5. Speak Their Name Once a Day
It does not matter whether anybody is listening.
Say that when cleaning dishes.
Say that when opening the fridge.
Say that while standing in a doorway that still anticipates them.
Names are structural.
They hold everything together.
6. Do Not Correct the Memories
If you recall them smiling while they were exhausted, let it be.
If you remember them nicer than they were, leave it.
Accuracy weakens preservation.
Your job is not to document.
Your role is to keep anything alive.
7. Continue Their Small Habits
If they constantly neglect to turn off the light, keep it on.
If they left socks in the hallway, leave one there occasionally.
If they hummed while brushing their teeth, hum.
This instructs the house to assume they are still present.
Houses react to patterns.
8. Protect the House from Outsiders
People will attempt to enter.
They will propose moving on.
They will open windows.
Do not allow this.
Fresh air destroys sensitive ecosystems.
9. Limit How Often You Look at Photographs
Once a week is okay.
Once a day is risky.
Photos flatten individuals.
You need them dimensional.
10. Prepare for Emotional Leakage
Some days, you will discover them in locations you did not put them:
A scent in the hallway
A voice in the next room
A idea that feels like a hand on your shoulder
This is normal.
The confinement is poor.
Do not panic.
11. Repair the Memory When It Breaks
If a detail vanishes, invent it.
If their chuckle becomes unclear, replace it with something close.
You are not lying.
You are persevering.
12. Feed Them Regularly
Memories demand energy.
Use tales.
Use tunes.
Use the way their name sounds when you speak it softly.
Neglect leads to disappearance.
13. Do Not Test Their Reality
Never inquire if they were actually like this.

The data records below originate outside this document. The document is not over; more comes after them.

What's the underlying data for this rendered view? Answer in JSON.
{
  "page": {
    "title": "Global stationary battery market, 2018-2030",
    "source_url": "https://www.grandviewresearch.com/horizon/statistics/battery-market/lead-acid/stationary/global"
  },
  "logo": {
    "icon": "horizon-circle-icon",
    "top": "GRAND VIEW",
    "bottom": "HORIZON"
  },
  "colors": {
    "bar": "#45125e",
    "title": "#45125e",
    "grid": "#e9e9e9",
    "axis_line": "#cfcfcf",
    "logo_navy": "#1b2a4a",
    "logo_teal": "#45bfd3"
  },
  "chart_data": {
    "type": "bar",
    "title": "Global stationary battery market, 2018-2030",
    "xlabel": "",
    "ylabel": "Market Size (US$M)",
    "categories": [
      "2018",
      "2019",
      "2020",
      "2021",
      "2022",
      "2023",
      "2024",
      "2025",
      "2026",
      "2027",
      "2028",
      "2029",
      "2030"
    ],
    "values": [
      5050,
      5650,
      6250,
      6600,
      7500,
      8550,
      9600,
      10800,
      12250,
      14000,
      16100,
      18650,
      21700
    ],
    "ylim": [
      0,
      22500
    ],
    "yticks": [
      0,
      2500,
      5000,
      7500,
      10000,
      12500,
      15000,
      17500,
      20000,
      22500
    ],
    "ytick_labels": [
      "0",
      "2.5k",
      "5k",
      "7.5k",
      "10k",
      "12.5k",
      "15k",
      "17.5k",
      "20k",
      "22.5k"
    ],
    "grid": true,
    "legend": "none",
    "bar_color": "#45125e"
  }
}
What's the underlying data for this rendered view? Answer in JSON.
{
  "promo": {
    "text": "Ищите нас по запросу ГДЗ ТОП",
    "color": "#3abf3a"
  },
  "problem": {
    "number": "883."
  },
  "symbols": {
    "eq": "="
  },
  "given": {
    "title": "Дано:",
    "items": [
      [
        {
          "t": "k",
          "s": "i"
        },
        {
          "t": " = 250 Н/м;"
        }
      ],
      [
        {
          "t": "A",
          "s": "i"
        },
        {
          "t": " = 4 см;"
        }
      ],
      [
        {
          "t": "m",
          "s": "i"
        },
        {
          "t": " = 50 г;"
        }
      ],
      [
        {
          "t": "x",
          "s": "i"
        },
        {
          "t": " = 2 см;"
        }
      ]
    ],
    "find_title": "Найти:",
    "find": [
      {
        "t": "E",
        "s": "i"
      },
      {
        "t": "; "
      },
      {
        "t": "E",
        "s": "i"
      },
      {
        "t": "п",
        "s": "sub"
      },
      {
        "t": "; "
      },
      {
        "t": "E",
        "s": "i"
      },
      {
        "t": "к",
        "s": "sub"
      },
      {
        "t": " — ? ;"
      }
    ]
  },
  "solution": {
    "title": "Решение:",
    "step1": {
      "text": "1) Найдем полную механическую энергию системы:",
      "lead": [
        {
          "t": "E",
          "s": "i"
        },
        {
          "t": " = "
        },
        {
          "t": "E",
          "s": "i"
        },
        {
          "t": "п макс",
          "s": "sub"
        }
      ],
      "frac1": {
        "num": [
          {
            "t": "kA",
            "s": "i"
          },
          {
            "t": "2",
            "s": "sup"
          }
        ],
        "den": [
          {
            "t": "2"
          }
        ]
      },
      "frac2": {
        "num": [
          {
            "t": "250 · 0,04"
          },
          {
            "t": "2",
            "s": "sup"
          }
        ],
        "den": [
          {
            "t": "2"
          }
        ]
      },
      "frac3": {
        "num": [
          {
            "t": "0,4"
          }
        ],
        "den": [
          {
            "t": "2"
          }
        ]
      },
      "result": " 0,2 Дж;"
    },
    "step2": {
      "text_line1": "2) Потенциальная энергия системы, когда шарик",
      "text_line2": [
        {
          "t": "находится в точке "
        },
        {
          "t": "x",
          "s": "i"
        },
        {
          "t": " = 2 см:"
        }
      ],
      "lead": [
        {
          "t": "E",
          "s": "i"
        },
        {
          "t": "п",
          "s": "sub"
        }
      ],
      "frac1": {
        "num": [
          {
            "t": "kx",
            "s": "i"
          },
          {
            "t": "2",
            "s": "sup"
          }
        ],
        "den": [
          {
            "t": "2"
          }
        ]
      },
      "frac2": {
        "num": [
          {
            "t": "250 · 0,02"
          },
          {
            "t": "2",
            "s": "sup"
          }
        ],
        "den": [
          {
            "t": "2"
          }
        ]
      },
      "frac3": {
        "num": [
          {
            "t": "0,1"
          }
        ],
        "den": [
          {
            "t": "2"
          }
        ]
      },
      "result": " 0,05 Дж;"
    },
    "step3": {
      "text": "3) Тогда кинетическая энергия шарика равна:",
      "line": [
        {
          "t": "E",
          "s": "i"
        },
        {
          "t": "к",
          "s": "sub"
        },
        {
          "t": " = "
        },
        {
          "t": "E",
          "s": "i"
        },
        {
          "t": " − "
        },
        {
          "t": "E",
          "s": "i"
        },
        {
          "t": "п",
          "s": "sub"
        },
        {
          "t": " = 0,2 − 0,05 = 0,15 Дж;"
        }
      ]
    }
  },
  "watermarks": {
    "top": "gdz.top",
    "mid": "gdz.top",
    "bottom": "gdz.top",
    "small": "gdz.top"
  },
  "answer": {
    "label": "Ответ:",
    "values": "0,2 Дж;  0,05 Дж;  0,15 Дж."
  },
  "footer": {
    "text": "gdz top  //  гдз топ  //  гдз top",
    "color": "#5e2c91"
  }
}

Never compare the memories to the past.
That develops fissures.
14. Understand That the House Will Change
Over time, walls will feel different.
Rooms will lose their weight.
You may notice more light.
This is not healing.
This is drift.
Adjust the memory location as required.
15. Expect Resistance
Eventually, the home will begin to forget.
You will go into a room and not feel them there.
This is a structural breakdown.
When this occurs, return to Step 4.
16. Do Not Remove Their Last Object
Even when it seems ridiculous.
Even when it seems heavy.
Objects are load-bearing.
17. Accept That You Are Also Changing
You will utter their name less.
You will forget to hum.
This does not indicate the individual is dying.
It indicates you are.
And that is permissible.
18. Prepare for the Moment You Stop
One day, you will find you have not maintained the system.
You will not know when it occurred.
This is not a mistake.
19. Let the House Breathe When You Are Ready
Open one window.
Just one.
The memory may diminish.
That is how you know you are still alive.
20. Final Instruction
The idea was never to keep them forever.
The aim was to endure the time it takes to learn how to live without them
About the Creator
abualyaanart
I write thoughtful, experience-driven stories about technology, digital life, and how modern tools quietly shape the way we think, work, and live.